In light of worrying economic times, a new survey released by the Credit Suisse Research Institute (CSRI) has noted that the cosmetic industry has picked up, driven by three of the four BRIC markets.
The CSRI published its second annual Emerging Consumer Survey, profiling consumer sentiment within the BRIC nations, Turkey, Saudi Arabia, Egypt and Indonesia; together, these consumers represent 3.5 billion people across the globe.
Despite consumer confidence slipping due to a potential economic downturn, particularly in developed markets, the cosmetics industry has not been too badly affected.

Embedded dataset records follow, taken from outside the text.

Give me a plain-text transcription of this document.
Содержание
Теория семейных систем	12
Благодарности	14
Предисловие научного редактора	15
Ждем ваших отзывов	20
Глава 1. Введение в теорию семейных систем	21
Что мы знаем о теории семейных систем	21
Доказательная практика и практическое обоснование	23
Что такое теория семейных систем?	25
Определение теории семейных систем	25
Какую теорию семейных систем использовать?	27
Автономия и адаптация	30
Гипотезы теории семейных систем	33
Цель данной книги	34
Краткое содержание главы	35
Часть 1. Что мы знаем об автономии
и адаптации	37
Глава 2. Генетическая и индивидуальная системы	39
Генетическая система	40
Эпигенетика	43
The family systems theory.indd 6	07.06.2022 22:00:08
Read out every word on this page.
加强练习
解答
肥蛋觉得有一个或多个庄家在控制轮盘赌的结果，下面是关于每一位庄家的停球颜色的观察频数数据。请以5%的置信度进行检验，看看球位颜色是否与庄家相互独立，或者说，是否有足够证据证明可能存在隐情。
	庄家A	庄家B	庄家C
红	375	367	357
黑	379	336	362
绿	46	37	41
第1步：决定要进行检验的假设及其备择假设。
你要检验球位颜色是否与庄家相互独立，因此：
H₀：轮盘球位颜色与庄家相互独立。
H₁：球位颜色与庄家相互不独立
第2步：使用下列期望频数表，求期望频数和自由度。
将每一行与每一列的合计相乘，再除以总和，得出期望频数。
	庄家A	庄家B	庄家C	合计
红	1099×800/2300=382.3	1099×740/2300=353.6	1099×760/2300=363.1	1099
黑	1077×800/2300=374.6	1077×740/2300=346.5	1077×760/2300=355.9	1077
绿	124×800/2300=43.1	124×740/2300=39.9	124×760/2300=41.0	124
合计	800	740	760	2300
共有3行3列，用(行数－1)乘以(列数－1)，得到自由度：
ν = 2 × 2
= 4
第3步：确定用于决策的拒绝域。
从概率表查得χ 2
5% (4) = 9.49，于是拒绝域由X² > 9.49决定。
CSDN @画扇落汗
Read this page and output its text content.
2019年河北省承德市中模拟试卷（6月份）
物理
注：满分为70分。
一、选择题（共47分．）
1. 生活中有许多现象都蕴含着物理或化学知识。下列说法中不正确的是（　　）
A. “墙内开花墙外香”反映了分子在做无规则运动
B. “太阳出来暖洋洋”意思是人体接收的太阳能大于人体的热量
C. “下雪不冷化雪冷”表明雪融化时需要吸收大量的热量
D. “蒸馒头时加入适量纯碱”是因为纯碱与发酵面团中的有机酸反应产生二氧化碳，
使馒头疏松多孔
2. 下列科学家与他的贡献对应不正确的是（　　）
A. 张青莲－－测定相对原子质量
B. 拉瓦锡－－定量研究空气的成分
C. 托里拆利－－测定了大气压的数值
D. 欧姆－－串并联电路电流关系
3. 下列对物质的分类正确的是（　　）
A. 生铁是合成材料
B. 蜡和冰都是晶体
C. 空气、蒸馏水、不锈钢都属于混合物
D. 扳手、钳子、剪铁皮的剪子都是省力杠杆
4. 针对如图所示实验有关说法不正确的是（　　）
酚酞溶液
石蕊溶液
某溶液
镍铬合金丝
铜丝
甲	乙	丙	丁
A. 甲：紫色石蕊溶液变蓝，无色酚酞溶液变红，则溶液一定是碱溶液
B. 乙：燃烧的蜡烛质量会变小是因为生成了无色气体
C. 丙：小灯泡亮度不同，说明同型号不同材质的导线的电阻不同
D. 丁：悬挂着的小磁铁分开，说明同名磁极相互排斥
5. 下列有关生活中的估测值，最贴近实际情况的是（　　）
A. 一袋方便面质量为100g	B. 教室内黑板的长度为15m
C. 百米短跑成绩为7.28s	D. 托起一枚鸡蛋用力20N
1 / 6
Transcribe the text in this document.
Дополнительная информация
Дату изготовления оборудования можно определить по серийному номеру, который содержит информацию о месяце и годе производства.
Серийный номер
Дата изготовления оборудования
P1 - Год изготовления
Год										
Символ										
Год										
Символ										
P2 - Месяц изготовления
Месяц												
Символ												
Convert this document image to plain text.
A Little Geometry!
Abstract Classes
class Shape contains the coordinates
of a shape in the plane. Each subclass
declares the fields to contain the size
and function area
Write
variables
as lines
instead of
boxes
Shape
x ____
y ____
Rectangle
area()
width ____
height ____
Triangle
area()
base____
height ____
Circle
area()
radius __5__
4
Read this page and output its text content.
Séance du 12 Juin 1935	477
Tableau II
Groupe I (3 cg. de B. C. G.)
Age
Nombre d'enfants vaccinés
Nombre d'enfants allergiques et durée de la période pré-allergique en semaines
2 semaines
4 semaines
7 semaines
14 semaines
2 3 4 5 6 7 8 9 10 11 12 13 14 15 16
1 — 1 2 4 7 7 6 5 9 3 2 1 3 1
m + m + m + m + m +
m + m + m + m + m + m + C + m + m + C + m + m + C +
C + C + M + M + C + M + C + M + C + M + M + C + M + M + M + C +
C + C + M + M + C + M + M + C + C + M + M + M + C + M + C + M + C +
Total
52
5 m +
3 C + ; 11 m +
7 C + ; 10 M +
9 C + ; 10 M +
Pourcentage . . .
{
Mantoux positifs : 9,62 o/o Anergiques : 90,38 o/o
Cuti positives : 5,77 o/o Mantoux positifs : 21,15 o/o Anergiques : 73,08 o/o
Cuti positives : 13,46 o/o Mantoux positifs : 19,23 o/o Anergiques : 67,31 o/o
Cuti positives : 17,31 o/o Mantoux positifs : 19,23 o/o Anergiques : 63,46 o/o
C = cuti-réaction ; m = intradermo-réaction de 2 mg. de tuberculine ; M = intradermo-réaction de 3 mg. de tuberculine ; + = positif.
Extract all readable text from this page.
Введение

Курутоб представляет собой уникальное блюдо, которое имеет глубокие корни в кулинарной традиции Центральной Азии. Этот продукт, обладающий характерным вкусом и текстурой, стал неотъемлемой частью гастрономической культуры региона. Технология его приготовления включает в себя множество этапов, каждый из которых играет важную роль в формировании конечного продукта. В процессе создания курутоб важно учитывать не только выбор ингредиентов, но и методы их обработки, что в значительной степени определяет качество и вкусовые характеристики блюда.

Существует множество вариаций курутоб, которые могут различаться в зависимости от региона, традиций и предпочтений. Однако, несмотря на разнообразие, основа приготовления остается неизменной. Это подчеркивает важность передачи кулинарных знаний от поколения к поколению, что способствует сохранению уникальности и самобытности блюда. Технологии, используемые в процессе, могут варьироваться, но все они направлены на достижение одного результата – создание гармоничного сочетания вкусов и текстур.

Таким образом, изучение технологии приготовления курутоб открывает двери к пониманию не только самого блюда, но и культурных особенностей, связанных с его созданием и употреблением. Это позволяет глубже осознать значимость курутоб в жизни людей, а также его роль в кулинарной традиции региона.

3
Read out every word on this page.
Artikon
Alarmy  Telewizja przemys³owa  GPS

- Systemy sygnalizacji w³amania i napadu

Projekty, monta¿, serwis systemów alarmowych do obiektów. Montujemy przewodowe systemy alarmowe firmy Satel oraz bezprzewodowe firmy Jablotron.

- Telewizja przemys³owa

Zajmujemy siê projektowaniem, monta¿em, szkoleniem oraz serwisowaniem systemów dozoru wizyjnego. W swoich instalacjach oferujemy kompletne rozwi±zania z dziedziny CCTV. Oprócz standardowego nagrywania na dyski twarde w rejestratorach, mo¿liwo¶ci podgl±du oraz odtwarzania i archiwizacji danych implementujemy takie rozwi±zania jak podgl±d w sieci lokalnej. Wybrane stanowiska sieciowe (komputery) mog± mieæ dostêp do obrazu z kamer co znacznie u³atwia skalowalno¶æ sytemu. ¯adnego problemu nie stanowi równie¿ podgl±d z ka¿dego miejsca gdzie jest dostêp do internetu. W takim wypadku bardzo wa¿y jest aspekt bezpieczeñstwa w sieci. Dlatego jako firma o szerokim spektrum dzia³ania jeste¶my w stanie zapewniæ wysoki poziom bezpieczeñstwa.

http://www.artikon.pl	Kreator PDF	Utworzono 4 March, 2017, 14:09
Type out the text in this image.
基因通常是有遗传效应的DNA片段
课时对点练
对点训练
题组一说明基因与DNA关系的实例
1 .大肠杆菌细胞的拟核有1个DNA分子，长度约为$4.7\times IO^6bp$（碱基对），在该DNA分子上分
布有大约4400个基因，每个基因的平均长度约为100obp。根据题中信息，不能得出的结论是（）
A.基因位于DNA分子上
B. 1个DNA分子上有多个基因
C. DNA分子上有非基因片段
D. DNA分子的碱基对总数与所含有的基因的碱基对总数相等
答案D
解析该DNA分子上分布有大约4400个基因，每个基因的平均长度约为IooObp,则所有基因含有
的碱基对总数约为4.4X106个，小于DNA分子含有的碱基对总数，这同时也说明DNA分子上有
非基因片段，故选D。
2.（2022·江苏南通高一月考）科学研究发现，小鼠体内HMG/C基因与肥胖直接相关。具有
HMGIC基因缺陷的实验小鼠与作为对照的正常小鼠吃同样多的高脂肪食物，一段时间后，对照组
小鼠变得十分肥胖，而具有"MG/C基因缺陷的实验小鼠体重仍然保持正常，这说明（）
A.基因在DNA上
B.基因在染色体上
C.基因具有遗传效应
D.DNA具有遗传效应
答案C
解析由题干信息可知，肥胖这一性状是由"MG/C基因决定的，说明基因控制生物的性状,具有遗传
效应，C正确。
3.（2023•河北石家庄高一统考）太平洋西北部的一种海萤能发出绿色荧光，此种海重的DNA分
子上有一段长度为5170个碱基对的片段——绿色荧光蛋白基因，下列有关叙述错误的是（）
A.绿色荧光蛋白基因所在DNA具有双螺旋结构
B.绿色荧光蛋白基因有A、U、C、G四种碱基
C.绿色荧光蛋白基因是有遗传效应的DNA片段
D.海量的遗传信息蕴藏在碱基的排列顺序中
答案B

“[The cosmetic industry] appears to have picked up marginally; low income groups in Brazil were important drivers here,” says the CSRI report.
Varying levels of optimism
The research suggests that confidence among emerging consumers is still reasonably strong, with optimism highest in Brazil, India and China and lowest in Egypt, Turkey and Russia.
“Having a well-positioned brand for the improving living standards amongst low and middle income earners can be just as relevant for growth as the typical focus of investors on luxury brands,” reads the report, identifying India, Brazil and China as regions where cosmetics brands are well positioned and locally owned.
In line with this, the industry has seen the big players such as L’Oréal, Beiersdorf, P&G and Unilever all expand in into these markets, citing local consumers as a key target.
Brazil top of the tree
The Brazilian consumer stands out as the most optimistic across the survey, as they typically spend not save, and are viewed as more positive.
On the contrary, China is viewed as a savings culture. This has led to lower spending on a range of discretionary items such as cosmetics and perfumes, although the outlook remains stable.
According to CSRI, the Indian consumer remains the second most confident in their personal finances looking forward, after Brazil, with the shift driven by the highest income earners.
Activity in the vast majority of categories have shown increases above that seen elsewhere, particularly in cosmetics and other lower-priced products.
Weakest BRIC in the wall
Despite the structural support there has been for the Russian economy in recent years from commodity prices, there has not been a notable trickle down to the average consumer.
Despite Unilever’s recent emergence in the market through its acquisition of Concern Kalina, CSRI says optimism in Russia remains the lowest of the BRICs, as the inequality of income suggests that growth opportunities are played mainly at the high income end.
To undertake this project, Credit Suisse engaged the leading global markets research firm AC Nielsen to conduct primary research on its behalf. The data set consists of more than 2500 interviews in both China and India and more than 1,500 in each of the other six countries.
“The survey highlights the major income and demographic differences and cultural and social drivers within the emerging world, a key consideration for spending preferences and also for the brand positioning of companies," commented Stefano Natella, head of Global Equity Research at Credit Suisse.